I have the following expression:
$$\frac{(\cos x + i \sin x)-(\cos nx + i \sin nx)(\cos x + i \sin x)}{1-(\cos x + i \sin x)}$$
$$=\frac{\sin (\frac{nx}{2})}{\sin (\frac{x}{2})}\cos\biggl(\frac{(n + 1)x}{2}\biggr)+ i\frac{\sin (\frac{nx}{2})}{\sin(\frac{x}{2})}\sin\biggl(\frac{(n + 1)x}{2}\biggr)$$
I am not understanding how the author derives the second term of the equality.
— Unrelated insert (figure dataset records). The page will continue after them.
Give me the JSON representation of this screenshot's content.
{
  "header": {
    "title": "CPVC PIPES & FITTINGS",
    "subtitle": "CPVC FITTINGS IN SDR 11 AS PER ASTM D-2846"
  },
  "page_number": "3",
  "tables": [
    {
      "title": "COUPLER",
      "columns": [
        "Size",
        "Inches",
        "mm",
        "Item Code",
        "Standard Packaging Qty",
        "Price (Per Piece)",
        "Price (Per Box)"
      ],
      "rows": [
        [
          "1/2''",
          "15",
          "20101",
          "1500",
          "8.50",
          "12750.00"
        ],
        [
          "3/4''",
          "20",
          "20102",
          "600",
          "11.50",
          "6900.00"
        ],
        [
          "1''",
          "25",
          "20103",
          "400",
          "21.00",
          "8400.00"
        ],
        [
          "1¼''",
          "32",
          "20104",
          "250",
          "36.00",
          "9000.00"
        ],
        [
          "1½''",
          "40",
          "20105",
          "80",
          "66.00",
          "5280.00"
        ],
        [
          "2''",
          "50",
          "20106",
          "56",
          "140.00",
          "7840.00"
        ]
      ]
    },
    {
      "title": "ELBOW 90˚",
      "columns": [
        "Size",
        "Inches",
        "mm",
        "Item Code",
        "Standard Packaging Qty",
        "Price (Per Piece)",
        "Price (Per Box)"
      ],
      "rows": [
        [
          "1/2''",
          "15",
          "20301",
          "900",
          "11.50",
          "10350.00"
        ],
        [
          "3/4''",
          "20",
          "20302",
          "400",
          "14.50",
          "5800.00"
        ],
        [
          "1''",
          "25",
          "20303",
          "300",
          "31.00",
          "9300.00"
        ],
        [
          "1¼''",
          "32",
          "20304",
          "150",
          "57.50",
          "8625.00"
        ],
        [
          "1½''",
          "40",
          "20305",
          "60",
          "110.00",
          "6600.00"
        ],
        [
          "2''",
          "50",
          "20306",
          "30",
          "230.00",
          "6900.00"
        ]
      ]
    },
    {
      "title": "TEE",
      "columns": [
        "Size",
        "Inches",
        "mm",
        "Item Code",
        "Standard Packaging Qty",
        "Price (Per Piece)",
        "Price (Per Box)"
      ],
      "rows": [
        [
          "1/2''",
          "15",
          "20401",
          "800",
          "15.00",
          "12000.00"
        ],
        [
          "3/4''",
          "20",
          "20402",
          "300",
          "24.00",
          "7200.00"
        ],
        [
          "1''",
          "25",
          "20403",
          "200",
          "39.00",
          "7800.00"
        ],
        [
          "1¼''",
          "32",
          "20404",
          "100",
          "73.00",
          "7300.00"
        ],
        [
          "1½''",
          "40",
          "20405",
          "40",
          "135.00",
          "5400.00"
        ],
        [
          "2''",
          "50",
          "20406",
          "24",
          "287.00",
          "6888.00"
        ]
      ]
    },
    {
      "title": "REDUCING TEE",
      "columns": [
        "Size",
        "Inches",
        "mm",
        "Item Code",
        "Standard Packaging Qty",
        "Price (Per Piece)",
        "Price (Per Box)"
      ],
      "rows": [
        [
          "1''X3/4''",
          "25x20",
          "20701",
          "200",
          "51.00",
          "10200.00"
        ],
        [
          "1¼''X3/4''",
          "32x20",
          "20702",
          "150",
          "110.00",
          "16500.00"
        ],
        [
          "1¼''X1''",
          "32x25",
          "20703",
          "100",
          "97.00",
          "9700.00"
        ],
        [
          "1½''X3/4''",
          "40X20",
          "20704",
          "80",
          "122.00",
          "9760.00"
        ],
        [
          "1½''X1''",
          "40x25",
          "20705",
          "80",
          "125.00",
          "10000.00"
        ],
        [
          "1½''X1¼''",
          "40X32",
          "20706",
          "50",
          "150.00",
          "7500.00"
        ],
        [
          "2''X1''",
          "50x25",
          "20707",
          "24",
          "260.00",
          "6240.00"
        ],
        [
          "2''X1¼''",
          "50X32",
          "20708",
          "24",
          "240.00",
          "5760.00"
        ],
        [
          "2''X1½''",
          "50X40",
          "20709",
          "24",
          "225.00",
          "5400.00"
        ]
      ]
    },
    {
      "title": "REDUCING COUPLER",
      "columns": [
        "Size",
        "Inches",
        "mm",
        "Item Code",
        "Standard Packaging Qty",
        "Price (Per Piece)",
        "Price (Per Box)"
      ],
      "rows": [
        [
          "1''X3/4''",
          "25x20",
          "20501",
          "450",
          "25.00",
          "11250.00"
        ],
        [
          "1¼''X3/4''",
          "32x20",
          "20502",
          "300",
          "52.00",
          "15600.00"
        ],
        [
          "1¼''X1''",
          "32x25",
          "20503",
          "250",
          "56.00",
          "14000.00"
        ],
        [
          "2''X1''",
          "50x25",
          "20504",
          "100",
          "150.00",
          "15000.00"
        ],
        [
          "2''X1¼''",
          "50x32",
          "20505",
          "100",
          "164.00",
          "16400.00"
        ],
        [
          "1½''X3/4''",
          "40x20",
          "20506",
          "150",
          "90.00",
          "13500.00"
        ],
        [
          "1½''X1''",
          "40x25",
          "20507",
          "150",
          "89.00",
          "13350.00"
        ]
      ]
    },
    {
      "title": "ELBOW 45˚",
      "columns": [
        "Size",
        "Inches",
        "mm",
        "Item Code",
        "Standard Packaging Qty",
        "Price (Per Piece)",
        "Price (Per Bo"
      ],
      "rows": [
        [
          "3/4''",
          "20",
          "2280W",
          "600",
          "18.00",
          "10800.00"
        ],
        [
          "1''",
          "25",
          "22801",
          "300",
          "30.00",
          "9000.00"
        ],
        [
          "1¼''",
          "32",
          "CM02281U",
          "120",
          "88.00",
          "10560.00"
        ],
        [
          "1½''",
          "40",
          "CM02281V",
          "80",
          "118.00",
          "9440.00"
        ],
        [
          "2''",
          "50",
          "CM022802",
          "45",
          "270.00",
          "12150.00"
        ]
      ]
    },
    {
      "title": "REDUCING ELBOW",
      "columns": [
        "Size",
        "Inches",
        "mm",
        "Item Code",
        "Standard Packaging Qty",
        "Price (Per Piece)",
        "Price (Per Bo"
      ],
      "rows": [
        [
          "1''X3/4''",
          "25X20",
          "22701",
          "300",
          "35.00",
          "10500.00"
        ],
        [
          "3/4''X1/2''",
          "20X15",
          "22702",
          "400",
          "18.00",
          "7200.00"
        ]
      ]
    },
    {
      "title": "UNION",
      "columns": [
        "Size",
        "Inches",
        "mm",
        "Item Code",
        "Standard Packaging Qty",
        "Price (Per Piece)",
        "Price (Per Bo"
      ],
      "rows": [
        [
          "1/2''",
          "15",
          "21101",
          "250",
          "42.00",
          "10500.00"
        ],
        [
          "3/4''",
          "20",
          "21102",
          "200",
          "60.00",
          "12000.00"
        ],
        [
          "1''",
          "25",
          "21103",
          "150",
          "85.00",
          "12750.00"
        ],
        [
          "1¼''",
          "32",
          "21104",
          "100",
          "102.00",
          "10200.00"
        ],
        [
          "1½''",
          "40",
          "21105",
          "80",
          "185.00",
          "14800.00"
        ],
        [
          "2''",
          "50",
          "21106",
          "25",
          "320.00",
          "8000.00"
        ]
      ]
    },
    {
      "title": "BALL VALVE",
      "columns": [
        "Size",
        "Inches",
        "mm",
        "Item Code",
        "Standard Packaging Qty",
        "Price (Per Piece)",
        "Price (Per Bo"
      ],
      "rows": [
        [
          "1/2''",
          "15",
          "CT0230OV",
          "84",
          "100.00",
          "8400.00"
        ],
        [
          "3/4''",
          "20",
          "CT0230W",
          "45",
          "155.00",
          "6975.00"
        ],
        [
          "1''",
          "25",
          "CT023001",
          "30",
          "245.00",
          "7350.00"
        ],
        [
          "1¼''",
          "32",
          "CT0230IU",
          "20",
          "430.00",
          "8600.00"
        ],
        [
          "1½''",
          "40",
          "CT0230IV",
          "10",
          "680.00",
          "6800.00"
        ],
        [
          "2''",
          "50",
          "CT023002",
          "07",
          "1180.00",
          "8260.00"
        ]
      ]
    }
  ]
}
I have tried to use the definition of division, but I did not succeed:
($\frac{z_1\times\overline{z_2}}{|z_2|})$. I need to separate the real and imaginary parts, but I am not seeing how the author did it.
Question:
How does the author derives the expression?
Thanks in advance!
Best Answer
The left side has expressions of the form $\cos\theta + i \sin\theta,$ which can be written as $e^{i\theta}$ by Euler's formula:
$$e^{ix}-e^{inx}e^{ix} \over {1-e^{ix}}$$
$$={ e^{ix}(1-e^{inx}) \over {1-e^{ix}}}$$
$$={ e^{ix}e^{ {inx/2}}(e^{{-inx}/2}-e^{inx/2}) \over {e^{ix/2}(e^{-ix/2}-e^{ix/2})}}.$$
$$={{e^{ix/2}e^{inx/2}(-2i\sin{\frac {nx} 2)}}\over{-2i\sin{\frac x2}}}$$
$$=e^{i(n+1)x/2}{\frac{\sin(\frac {nx}2)}{\sin (\frac x2)}}$$
$$={\frac{\sin(\frac{nx}2)}{\sin(\frac x2)}}\biggl(\cos \biggl({\frac {(n+1)x} 2\biggr) +i\sin\biggl({\frac {(n+1)x} 2}}\biggr)\biggr)$$
That's basically it, right?